Instead, Watson, who fell four shots behind at that hole, proved that four birdies in a row, at the 13th, 14th, 15th and 16th holes, can neutralize even a 3-under-par albatross. No such thing is supposed to happen after a nearly unprecedented shot — a 235-yard 4-iron that spun dead sideways and trickled 60 feet into the hole on the last turn. In the first Masters, Gene Sarazen’s double eagle on the 15th hole was the margin of victory and one of the original pieces of lore that helped make the Masters so famous.
Watson, from the University of Georgia, caught the crisp, precise South African after 70 holes at 10 under. Then the lefty Watson, who dressed in white head to toe all week, beat Oosthuizen on the second hole of a sudden-death playoff with a stupendously powerful recovery shot which he hooked through a tunnel in the Georgia pinewoods. For degree-of-difficultly in the elite golf world, it easily outstripped the double eagle.

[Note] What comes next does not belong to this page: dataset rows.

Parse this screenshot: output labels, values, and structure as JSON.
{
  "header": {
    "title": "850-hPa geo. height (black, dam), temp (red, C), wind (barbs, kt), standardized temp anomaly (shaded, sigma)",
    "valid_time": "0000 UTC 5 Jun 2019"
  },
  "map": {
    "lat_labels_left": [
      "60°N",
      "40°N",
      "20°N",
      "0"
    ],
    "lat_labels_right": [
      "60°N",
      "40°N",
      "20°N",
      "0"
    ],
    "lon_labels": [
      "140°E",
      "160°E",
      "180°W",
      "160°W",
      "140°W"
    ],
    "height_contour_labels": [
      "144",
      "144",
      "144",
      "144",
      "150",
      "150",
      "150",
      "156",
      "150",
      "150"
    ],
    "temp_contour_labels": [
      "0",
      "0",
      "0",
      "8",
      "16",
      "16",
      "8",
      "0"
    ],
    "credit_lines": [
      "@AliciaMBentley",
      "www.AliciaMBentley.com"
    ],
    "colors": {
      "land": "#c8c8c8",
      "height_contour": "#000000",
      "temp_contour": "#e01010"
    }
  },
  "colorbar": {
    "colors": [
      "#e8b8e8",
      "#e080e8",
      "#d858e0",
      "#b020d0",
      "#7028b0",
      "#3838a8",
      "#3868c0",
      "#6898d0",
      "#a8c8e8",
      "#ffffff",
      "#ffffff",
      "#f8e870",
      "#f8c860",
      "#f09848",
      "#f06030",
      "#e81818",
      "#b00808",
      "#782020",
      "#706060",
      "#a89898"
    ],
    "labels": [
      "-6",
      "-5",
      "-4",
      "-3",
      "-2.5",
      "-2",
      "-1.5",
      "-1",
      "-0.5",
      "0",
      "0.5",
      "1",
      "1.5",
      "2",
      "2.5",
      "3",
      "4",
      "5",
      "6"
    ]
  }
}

Before his final winning six-inch putt, Watson called for silence and a moment to compose himself. His feelings run so high, so close to the surface, that it wasn’t entirely a joke. Only a month ago, he and his wife Angie adopted their first child, Caleb. Everybody loves Watson, a natural-born blubberer. He wears his emotions on his sleeve, except when they slip down to his wrist. He cries if his eggs are cooked right.
“I never got this far in my dreams,” said a red-eyed Watson, whose late father was in the U.S. Special Forces. Typical of Watson, he told Oosthuizen after his double eagle, “I’d have run over and given you a high-five, but it wouldn’t have looked right.”